Mahasiswa STEI Turut Serta dalam Tim IZZIPACK, Memenangkan Penghargaan di Korea Selatan
Dua mahasiswa ITB, Marchio Kevin Abdul Azis (Teknik Elektro 2015) dan Intan Nur Amanah (Desain Produk 2015), menorehkan prestasi bersama tim dari Chonbuk National University Korea, pada ajang Global Capstone Design Fair: Engineering Education Festival (E2Festa) 2019, pada akhir November lalu. Dalam ajang tersebut, keduanya meraih Excellence Award Winner atau setara dengan predikat Runner Up. Anggota tim lainnya adalah Kim Ju Young Ko (Chonbuk National University, Mechanical Engineering) , Jeong Gon Lee (Chonbuk National University, Mechanical Engineering),dan Ga Young (Chonbuk National University, Industrial Design).

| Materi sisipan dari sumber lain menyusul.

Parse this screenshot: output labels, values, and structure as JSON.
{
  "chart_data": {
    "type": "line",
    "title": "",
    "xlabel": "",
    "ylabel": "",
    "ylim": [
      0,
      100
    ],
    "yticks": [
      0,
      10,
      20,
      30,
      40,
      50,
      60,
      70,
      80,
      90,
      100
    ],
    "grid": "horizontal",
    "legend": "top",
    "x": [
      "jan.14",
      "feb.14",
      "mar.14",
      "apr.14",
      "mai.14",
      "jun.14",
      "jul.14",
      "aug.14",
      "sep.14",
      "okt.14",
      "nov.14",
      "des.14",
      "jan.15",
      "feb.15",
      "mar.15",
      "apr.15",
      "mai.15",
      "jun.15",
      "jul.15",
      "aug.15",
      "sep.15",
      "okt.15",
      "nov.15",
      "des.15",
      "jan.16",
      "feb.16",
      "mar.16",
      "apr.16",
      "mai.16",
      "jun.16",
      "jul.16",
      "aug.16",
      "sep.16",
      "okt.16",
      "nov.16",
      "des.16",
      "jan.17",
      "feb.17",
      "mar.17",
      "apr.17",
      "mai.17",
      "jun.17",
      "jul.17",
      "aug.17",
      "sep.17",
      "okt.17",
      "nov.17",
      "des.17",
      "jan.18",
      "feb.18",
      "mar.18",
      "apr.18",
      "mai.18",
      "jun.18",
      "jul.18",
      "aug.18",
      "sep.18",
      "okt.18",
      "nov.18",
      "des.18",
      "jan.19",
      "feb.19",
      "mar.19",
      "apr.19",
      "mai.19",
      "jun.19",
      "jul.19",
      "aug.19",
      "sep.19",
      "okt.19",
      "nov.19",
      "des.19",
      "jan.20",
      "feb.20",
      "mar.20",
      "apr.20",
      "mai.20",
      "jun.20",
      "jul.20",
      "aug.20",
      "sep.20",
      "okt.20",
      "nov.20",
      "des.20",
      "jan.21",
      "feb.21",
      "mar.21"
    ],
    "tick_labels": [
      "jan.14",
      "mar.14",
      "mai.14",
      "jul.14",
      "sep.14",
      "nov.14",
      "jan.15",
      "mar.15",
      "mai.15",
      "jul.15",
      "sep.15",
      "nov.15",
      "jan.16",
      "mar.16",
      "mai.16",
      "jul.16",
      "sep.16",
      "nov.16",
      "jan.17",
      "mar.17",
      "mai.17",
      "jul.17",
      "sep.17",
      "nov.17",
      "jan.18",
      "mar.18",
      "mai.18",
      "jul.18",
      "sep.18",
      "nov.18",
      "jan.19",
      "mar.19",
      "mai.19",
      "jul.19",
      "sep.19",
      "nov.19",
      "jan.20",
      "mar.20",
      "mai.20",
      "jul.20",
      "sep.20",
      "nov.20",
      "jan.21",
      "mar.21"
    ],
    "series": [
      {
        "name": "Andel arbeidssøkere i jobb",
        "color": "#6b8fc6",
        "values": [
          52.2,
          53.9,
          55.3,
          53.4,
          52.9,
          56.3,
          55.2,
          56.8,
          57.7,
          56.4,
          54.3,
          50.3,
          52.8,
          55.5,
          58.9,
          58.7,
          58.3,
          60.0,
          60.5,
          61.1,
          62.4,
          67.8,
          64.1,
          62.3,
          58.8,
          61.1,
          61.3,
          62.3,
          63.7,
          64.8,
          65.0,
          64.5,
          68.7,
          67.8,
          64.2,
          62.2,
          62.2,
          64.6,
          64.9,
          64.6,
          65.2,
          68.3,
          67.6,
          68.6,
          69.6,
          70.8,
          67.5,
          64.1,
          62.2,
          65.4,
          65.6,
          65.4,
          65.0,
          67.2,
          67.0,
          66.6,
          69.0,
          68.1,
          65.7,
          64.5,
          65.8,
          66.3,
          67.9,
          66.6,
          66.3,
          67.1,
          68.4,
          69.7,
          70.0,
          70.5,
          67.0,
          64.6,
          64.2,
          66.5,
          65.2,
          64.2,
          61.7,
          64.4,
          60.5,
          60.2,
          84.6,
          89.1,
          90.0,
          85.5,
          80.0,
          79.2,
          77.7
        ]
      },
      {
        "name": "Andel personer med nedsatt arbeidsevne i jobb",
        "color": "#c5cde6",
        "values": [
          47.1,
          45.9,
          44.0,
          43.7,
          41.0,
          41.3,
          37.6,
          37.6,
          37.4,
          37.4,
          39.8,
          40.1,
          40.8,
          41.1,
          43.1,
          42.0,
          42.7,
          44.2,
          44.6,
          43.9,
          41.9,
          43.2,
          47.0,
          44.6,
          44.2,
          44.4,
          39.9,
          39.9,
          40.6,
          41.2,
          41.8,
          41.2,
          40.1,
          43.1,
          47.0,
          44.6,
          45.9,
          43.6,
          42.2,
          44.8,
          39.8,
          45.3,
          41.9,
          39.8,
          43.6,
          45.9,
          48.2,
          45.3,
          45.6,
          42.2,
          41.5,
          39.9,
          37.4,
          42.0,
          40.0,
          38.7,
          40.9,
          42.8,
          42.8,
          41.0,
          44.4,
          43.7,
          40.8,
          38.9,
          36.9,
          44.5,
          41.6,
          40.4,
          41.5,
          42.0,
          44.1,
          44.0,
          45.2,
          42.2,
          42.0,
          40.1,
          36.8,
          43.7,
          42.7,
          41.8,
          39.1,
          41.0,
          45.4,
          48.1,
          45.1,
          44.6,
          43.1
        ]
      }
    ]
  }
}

Salah seorang anggota tim, Marchio, mengungkapkan timnya merupakan tim delegasi dari Hub of Innovation Chonbuk National University dan timnya terpilih menjadi salah satu delegasi dikarenakan pernah meraih predikat Grand Prize Award di ajang perlombaan sebelumnya, yaitu International Student Joint Capstone Design Project (i-CAPS) 2019 di Daejeon, Korea Selatan, bulan Agustus 2019.
“Awal mula kami mengikuti lomba ini, bisa dibilang kami sudah memulai persiapan panjang untuk perlombaan ini semenjak Januari 2019 ketika kami pertama kali ikut serta di i-CAPS 2019, yang merupakan lomba serupa juga,” ujar Marchio.
Menurutnya, kompetisi ini adalah sebuah lomba desain produk inovasi berbasis teknologi. Perbedaannya terletak di aspek multi disiplin dan multi nasional, dimana setiap tim yang tergabung berasal dari prodi yang berlainan, dan partisipan-partisipannya berasal dari negara yang berlainan pula. Misalnya saja timnya yang terdiri dari orang Indonesia dan Korea Selatan. Di kompetisi tersebut, tim Marchio menciptakan sebuah tas ransel anti copet berbasis teknologi elektromekanikal, yang dinamai IZZIPACK. Hal ini dilatar belakangi isu keamanan barang berharga ketika penggunanya bertransportasi umum, seperti di bus/kereta/MRT, terutama di jam sibuk.
Berdasarkan riset yang telah dilakukan tim, terungkap bahwa kasus pencopetan secara diam-diam lebih mungkin dan sering terjadi pada kondisi penumpang yang berdesak-desakan dibandingkan pencopetan secara paksa. Untuk itu, tas ransel yang memiliki sistem pengunci resleting, sehingga hanya pemilik ransel yang dapat membuka ransel-nya, yaitu dengan cara tap kartu/gelang RFID.
“Kami juga mengangkat isu bahwa tas anti copet yang banyak beredar di pasaran umumnya hanya mengutamakan sisi keamanan, sehingga umumnya tas tersebut memiliki aksesibilitas yang sangat buruk. Untuk itu, sistem pengunci resleting yang kami ciptakan didesain sedemikian rupa sehingga IZZIPACK memiliki aksesibilitas yang amat baik. IZZIPACK juga terintegrasi dengan aplikasi smartphone untuk memantau sisa baterai, mengaktifkan sistem alarm, dan melacak tas yang hilang/dicuri dengan GPS tracker,” terangnya.
Meski sudah meraih penghargaan, namun diakui Marchio, timnya juga menghadapi kendala teknis yang cukup banyak. Menurutnya, teknologi yang dibuat oleh timnya memang terbilang orisinil, sehingga harus sangat banyak trial and error ketika diimplementasikan. Selain itu, timnya juga cukup kesulitan saat mengintegrasikan segala komponen elektrik dan mekanik pada tas yang notabenenya berbahan kain lunak. Jadi teknologinya harus kokoh, kedap air, tahan guncangan, tapi tas juga harus tetap elastis dan ringan.
“Tapi justru tantangan terbesar lomba ini adalah di sisi multi disiplin dan multi nasionalnya. Kami harus beradaptasi untuk bekerja sama tim jangka panjang dengan anggota tim dari jurusan dan pandangan yang berbeda, dan utamanya dengan 3 anggota tim kami yang berasal dari Korea Selatan, yang pastinya banyak kendala pandangan, bahasa, dan waktu,” pungkasnya.